Instructions for working groups for attendees

 Our main goals up to and through the workshop: 

  • We have kickstarted 10-12 best practice documents that we can distribute, have people use, and iteratively improve
  • It’s set up so that everyone gets lot of credit so it’s worth their while

Everything is oriented towards this. We expect it should just take a couple hours a week before the conference to get the process rolling.
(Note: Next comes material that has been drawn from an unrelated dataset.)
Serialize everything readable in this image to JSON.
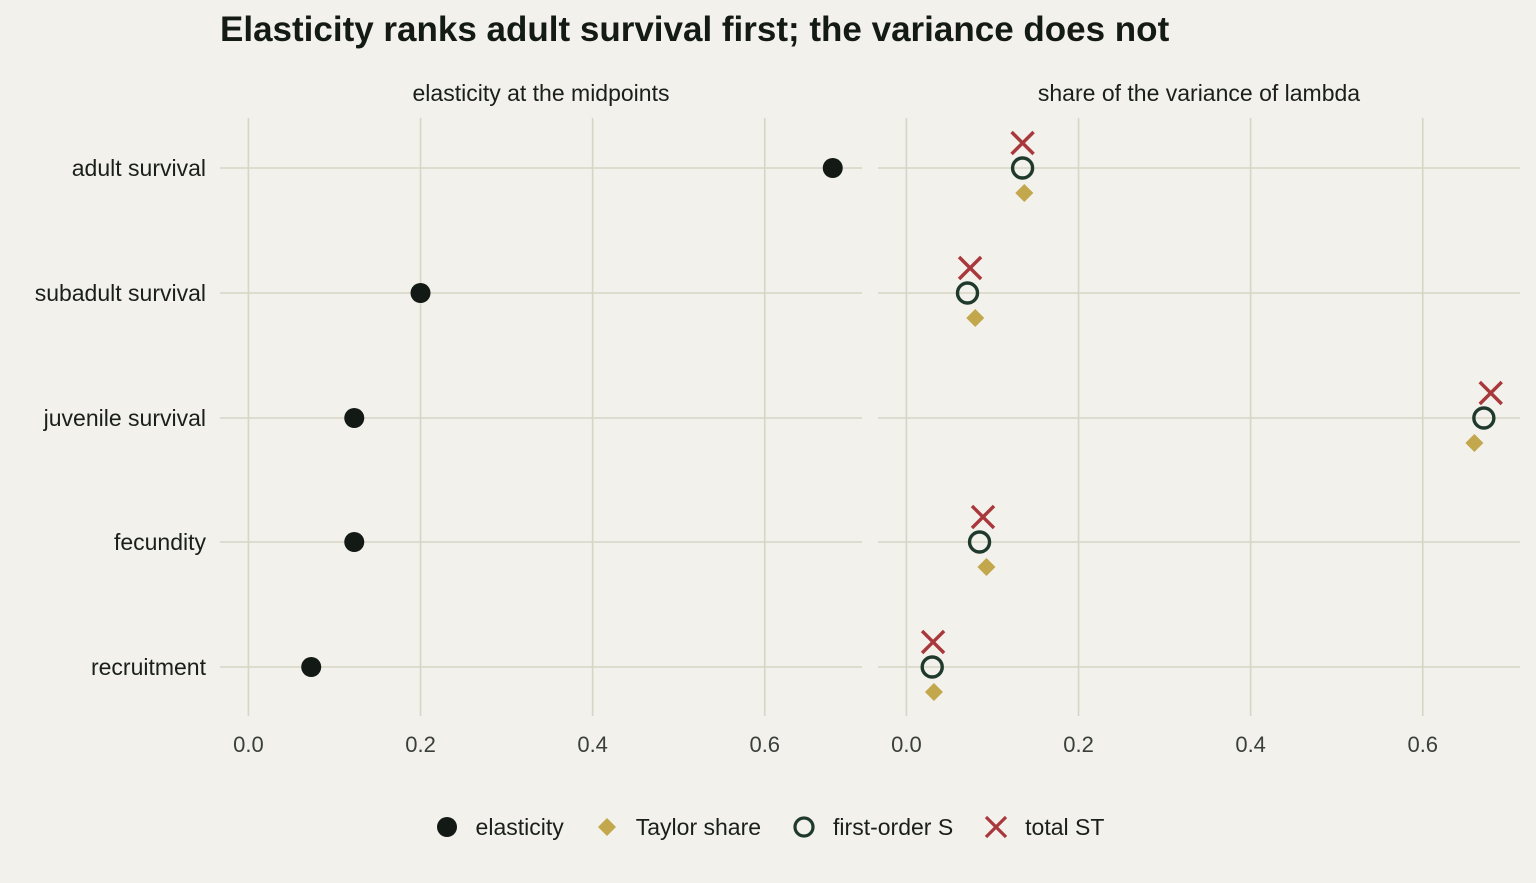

 We have identified 12 initial topics based on interests expressed in registration, listed below. We have put at least three people on each topic, and no person is in more than two groups. If you would prefer to be in different groups, or would like to be in more, or have any other questions, let me know!  It’s perfectly acceptable to switch between groups, or modify the topic area slightly.
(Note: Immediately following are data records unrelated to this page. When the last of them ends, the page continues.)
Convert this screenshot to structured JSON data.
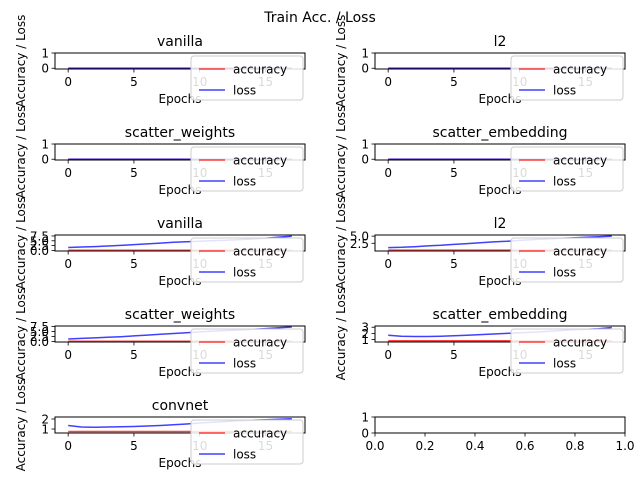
{
  "figure": {
    "title": "Train Acc. / Loss",
    "colors": {
      "accuracy": "#ff0000",
      "loss": "#0000ff"
    }
  },
  "chart_data": [
    {
      "type": "line",
      "title": "vanilla",
      "xlabel": "Epochs",
      "ylabel": "Accuracy / Loss",
      "xlim": [
        -1,
        18
      ],
      "ylim": [
        -0.05,
        1
      ],
      "xticks": [
        0,
        5,
        10,
        15
      ],
      "yticks": [
        0,
        1
      ],
      "ytick_labels": [
        "0",
        "1"
      ],
      "legend": "lower-right",
      "series": [
        {
          "name": "accuracy",
          "x": [
            0,
            1,
            2,
            3,
            4,
            5,
            6,
            7,
            8,
            9,
            10,
            11,
            12,
            13,
            14,
            15,
            16,
            17
          ],
          "y": [
            0,
            0,
            0,
            0,
            0,
            0,
            0,
            0,
            0,
            0,
            0,
            0,
            0,
            0,
            0,
            0,
            0,
            0
          ]
        },
        {
          "name": "loss",
          "x": [
            0,
            1,
            2,
            3,
            4,
            5,
            6,
            7,
            8,
            9,
            10,
            11,
            12,
            13,
            14,
            15,
            16,
            17
          ],
          "y": [
            0,
            0,
            0,
            0,
            0,
            0,
            0,
            0,
            0,
            0,
            0,
            0,
            0,
            0,
            0,
            0,
            0,
            0
          ]
        }
      ]
    },
    {
      "type": "line",
      "title": "l2",
      "xlabel": "Epochs",
      "ylabel": "Accuracy / Loss",
      "xlim": [
        -1,
        18
      ],
      "ylim": [
        -0.05,
        1
      ],
      "xticks": [
        0,
        5,
        10,
        15
      ],
      "yticks": [
        0,
        1
      ],
      "ytick_labels": [
        "0",
        "1"
      ],
      "legend": "lower-right",
      "series": [
        {
          "name": "accuracy",
          "x": [
            0,
            1,
            2,
            3,
            4,
            5,
            6,
            7,
            8,
            9,
            10,
            11,
            12,
            13,
            14,
            15,
            16,
            17
          ],
          "y": [
            0,
            0,
            0,
            0,
            0,
            0,
            0,
            0,
            0,
            0,
            0,
            0,
            0,
            0,
            0,
            0,
            0,
            0
          ]
        },
        {
          "name": "loss",
          "x": [
            0,
            1,
            2,
            3,
            4,
            5,
            6,
            7,
            8,
            9,
            10,
            11,
            12,
            13,
            14,
            15,
            16,
            17
          ],
          "y": [
            0,
            0,
            0,
            0,
            0,
            0,
            0,
            0,
            0,
            0,
            0,
            0,
            0,
            0,
            0,
            0,
            0,
            0
          ]
        }
      ]
    },
    {
      "type": "line",
      "title": "scatter_weights",
      "xlabel": "Epochs",
      "ylabel": "Accuracy / Loss",
      "xlim": [
        -1,
        18
      ],
      "ylim": [
        -0.05,
        1
      ],
      "xticks": [
        0,
        5,
        10,
        15
      ],
      "yticks": [
        0,
        1
      ],
      "ytick_labels": [
        "0",
        "1"
      ],
      "legend": "lower-right",
      "series": [
        {
          "name": "accuracy",
          "x": [
            0,
            1,
            2,
            3,
            4,
            5,
            6,
            7,
            8,
            9,
            10,
            11,
            12,
            13,
            14,
            15,
            16,
            17
          ],
          "y": [
            0,
            0,
            0,
            0,
            0,
            0,
            0,
            0,
            0,
            0,
            0,
            0,
            0,
            0,
            0,
            0,
            0,
            0
          ]
        },
        {
          "name": "loss",
          "x": [
            0,
            1,
            2,
            3,
            4,
            5,
            6,
            7,
            8,
            9,
            10,
            11,
            12,
            13,
            14,
            15,
            16,
            17
          ],
          "y": [
            0,
            0,
            0,
            0,
            0,
            0,
            0,
            0,
            0,
            0,
            0,
            0,
            0,
            0,
            0,
            0,
            0,
            0
          ]
        }
      ]
    },
    {
      "type": "line",
      "title": "scatter_embedding",
      "xlabel": "Epochs",
      "ylabel": "Accuracy / Loss",
      "xlim": [
        -1,
        18
      ],
      "ylim": [
        -0.05,
        1
      ],
      "xticks": [
        0,
        5,
        10,
        15
      ],
      "yticks": [
        0,
        1
      ],
      "ytick_labels": [
        "0",
        "1"
      ],
      "legend": "lower-right",
      "series": [
        {
          "name": "accuracy",
          "x": [
            0,
            1,
            2,
            3,
            4,
            5,
            6,
            7,
            8,
            9,
            10,
            11,
            12,
            13,
            14,
            15,
            16,
            17
          ],
          "y": [
            0,
            0,
            0,
            0,
            0,
            0,
            0,
            0,
            0,
            0,
            0,
            0,
            0,
            0,
            0,
            0,
            0,
            0
          ]
        },
        {
          "name": "loss",
          "x": [
            0,
            1,
            2,
            3,
            4,
            5,
            6,
            7,
            8,
            9,
            10,
            11,
            12,
            13,
            14,
            15,
            16,
            17
          ],
          "y": [
            0,
            0,
            0,
            0,
            0,
            0,
            0,
            0,
            0,
            0,
            0,
            0,
            0,
            0,
            0,
            0,
            0,
            0
          ]
        }
      ]
    },
    {
      "type": "line",
      "title": "vanilla",
      "xlabel": "Epochs",
      "ylabel": "Accuracy / Loss",
      "xlim": [
        -1,
        18
      ],
      "ylim": [
        -0.3,
        8.0
      ],
      "xticks": [
        0,
        5,
        10,
        15
      ],
      "yticks": [
        0,
        2.5,
        5,
        7.5
      ],
      "ytick_labels": [
        "0.0",
        "2.5",
        "5.0",
        "7.5"
      ],
      "legend": "lower-right",
      "series": [
        {
          "name": "accuracy",
          "x": [
            0,
            1,
            2,
            3,
            4,
            5,
            6,
            7,
            8,
            9,
            10,
            11,
            12,
            13,
            14,
            15,
            16,
            17
          ],
          "y": [
            0.1,
            0.1,
            0.1,
            0.1,
            0.1,
            0.1,
            0.1,
            0.1,
            0.1,
            0.1,
            0.1,
            0.1,
            0.1,
            0.1,
            0.1,
            0.1,
            0.1,
            0.1
          ]
        },
        {
          "name": "loss",
          "x": [
            0,
            1,
            2,
            3,
            4,
            5,
            6,
            7,
            8,
            9,
            10,
            11,
            12,
            13,
            14,
            15,
            16,
            17
          ],
          "y": [
            1.5,
            1.8,
            2.0,
            2.3,
            2.6,
            3.0,
            3.4,
            3.8,
            4.2,
            4.5,
            4.8,
            5.1,
            5.3,
            5.6,
            5.9,
            6.3,
            6.9,
            7.4
          ]
        }
      ]
    },
    {
      "type": "line",
      "title": "l2",
      "xlabel": "Epochs",
      "ylabel": "Accuracy / Loss",
      "xlim": [
        -1,
        18
      ],
      "ylim": [
        -0.2,
        5.4
      ],
      "xticks": [
        0,
        5,
        10,
        15
      ],
      "yticks": [
        2.5,
        5
      ],
      "ytick_labels": [
        "2.5",
        "5.0"
      ],
      "legend": "lower-right",
      "series": [
        {
          "name": "accuracy",
          "x": [
            0,
            1,
            2,
            3,
            4,
            5,
            6,
            7,
            8,
            9,
            10,
            11,
            12,
            13,
            14,
            15,
            16,
            17
          ],
          "y": [
            0.1,
            0.1,
            0.1,
            0.1,
            0.1,
            0.1,
            0.1,
            0.1,
            0.1,
            0.1,
            0.1,
            0.1,
            0.1,
            0.1,
            0.1,
            0.1,
            0.1,
            0.1
          ]
        },
        {
          "name": "loss",
          "x": [
            0,
            1,
            2,
            3,
            4,
            5,
            6,
            7,
            8,
            9,
            10,
            11,
            12,
            13,
            14,
            15,
            16,
            17
          ],
          "y": [
            1.0,
            1.1,
            1.3,
            1.6,
            1.8,
            2.1,
            2.4,
            2.7,
            3.0,
            3.2,
            3.5,
            3.8,
            4.0,
            4.2,
            4.4,
            4.6,
            4.8,
            5.0
          ]
        }
      ]
    },
    {
      "type": "line",
      "title": "scatter_weights",
      "xlabel": "Epochs",
      "ylabel": "Accuracy / Loss",
      "xlim": [
        -1,
        18
      ],
      "ylim": [
        -0.3,
        7.8
      ],
      "xticks": [
        0,
        5,
        10,
        15
      ],
      "yticks": [
        0,
        2.5,
        5,
        7.5
      ],
      "ytick_labels": [
        "0.0",
        "2.5",
        "5.0",
        "7.5"
      ],
      "legend": "lower-right",
      "series": [
        {
          "name": "accuracy",
          "x": [
            0,
            1,
            2,
            3,
            4,
            5,
            6,
            7,
            8,
            9,
            10,
            11,
            12,
            13,
            14,
            15,
            16,
            17
          ],
          "y": [
            0.1,
            0.1,
            0.1,
            0.1,
            0.1,
            0.1,
            0.1,
            0.1,
            0.1,
            0.1,
            0.1,
            0.1,
            0.1,
            0.1,
            0.1,
            0.1,
            0.1,
            0.1
          ]
        },
        {
          "name": "loss",
          "x": [
            0,
            1,
            2,
            3,
            4,
            5,
            6,
            7,
            8,
            9,
            10,
            11,
            12,
            13,
            14,
            15,
            16,
            17
          ],
          "y": [
            1.2,
            1.5,
            1.8,
            2.1,
            2.4,
            2.8,
            3.2,
            3.6,
            4.0,
            4.4,
            4.8,
            5.2,
            5.5,
            5.8,
            6.1,
            6.5,
            6.9,
            7.3
          ]
        }
      ]
    },
    {
      "type": "line",
      "title": "scatter_embedding",
      "xlabel": "Epochs",
      "ylabel": "Accuracy / Loss",
      "xlim": [
        -1,
        18
      ],
      "ylim": [
        0.6,
        3.2
      ],
      "xticks": [
        0,
        5,
        10,
        15
      ],
      "yticks": [
        1,
        2,
        3
      ],
      "ytick_labels": [
        "1",
        "2",
        "3"
      ],
      "legend": "lower-right",
      "series": [
        {
          "name": "accuracy",
          "x": [
            0,
            1,
            2,
            3,
            4,
            5,
            6,
            7,
            8,
            9,
            10,
            11,
            12,
            13,
            14,
            15,
            16,
            17
          ],
          "y": [
            0.8,
            0.8,
            0.8,
            0.8,
            0.8,
            0.8,
            0.8,
            0.8,
            0.8,
            0.8,
            0.8,
            0.8,
            0.8,
            0.8,
            0.8,
            0.8,
            0.8,
            0.8
          ]
        },
        {
          "name": "loss",
          "x": [
            0,
            1,
            2,
            3,
            4,
            5,
            6,
            7,
            8,
            9,
            10,
            11,
            12,
            13,
            14,
            15,
            16,
            17
          ],
          "y": [
            1.7,
            1.55,
            1.5,
            1.5,
            1.55,
            1.6,
            1.7,
            1.8,
            1.9,
            2.0,
            2.1,
            2.2,
            2.3,
            2.45,
            2.6,
            2.65,
            2.75,
            2.95
          ]
        }
      ]
    },
    {
      "type": "line",
      "title": "convnet",
      "xlabel": "Epochs",
      "ylabel": "Accuracy / Loss",
      "xlim": [
        -1,
        18
      ],
      "ylim": [
        0.6,
        2.2
      ],
      "xticks": [
        0,
        5,
        10,
        15
      ],
      "yticks": [
        1,
        2
      ],
      "ytick_labels": [
        "1",
        "2"
      ],
      "legend": "lower-right",
      "series": [
        {
          "name": "accuracy",
          "x": [
            0,
            1,
            2,
            3,
            4,
            5,
            6,
            7,
            8,
            9,
            10,
            11,
            12,
            13,
            14,
            15,
            16,
            17
          ],
          "y": [
            0.75,
            0.75,
            0.75,
            0.75,
            0.75,
            0.75,
            0.75,
            0.75,
            0.75,
            0.75,
            0.75,
            0.75,
            0.75,
            0.75,
            0.75,
            0.75,
            0.75,
            0.75
          ]
        },
        {
          "name": "loss",
          "x": [
            0,
            1,
            2,
            3,
            4,
            5,
            6,
            7,
            8,
            9,
            10,
            11,
            12,
            13,
            14,
            15,
            16,
            17
          ],
          "y": [
            1.35,
            1.2,
            1.18,
            1.2,
            1.22,
            1.25,
            1.3,
            1.35,
            1.42,
            1.5,
            1.6,
            1.68,
            1.75,
            1.82,
            1.88,
            1.93,
            1.98,
            2.02
          ]
        }
      ]
    },
    {
      "type": "line",
      "title": "",
      "xlabel": "",
      "ylabel": "",
      "xlim": [
        0,
        1
      ],
      "ylim": [
        0,
        1
      ],
      "xticks": [
        0,
        0.2,
        0.4,
        0.6,
        0.8,
        1.0
      ],
      "xtick_labels": [
        "0.0",
        "0.2",
        "0.4",
        "0.6",
        "0.8",
        "1.0"
      ],
      "yticks": [
        0,
        1
      ],
      "ytick_labels": [
        "0",
        "1"
      ],
      "legend": "none",
      "series": []
    }
  ]
}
Working with your groups, we ask that you:

By Friday, July 28th:

  • Brainstorm the resources and information needed to generate a best practices document for the subject.  Specifically:
    • Identify a point person in each group that you can trust to make sure the tasks above are accomplished and indicate this person to us.
    • Identify 1-4 additional people who really should be involved to make the best practices document. Decide whether to invite them at this point or to wait until after the conference.
    • Identify the papers in the field that the best practices will be drawn from.
    • Identify if there are new results that need to be generated to nail down certain best practice issues.
  • Generate an initial bullet-point list of best practices
    • Identify all the main points that need to be considered when performing the simulations/calculations identified below
      • Doesn’t yet need to be more than 2-4 pages
      • Keep code agnostic for now.
    • Assume, for now, general understanding of molecular simulation knowledge.
      • If you decide prerequisite knowledge is expected, pass that information to the group working on basic simulation training.
    • Decide if the topic really should be split into more than one document (and decide on which of those documents to focus on).
    • Google Doc would probably be the best way to collaboratively edit them at this point. I’ve created as shared Google Drive folder for these  (link sent to participants).

Between July 28th and August 24th, 9:00 a.m. (start of workshop)

  • More information emailed directly to the participants.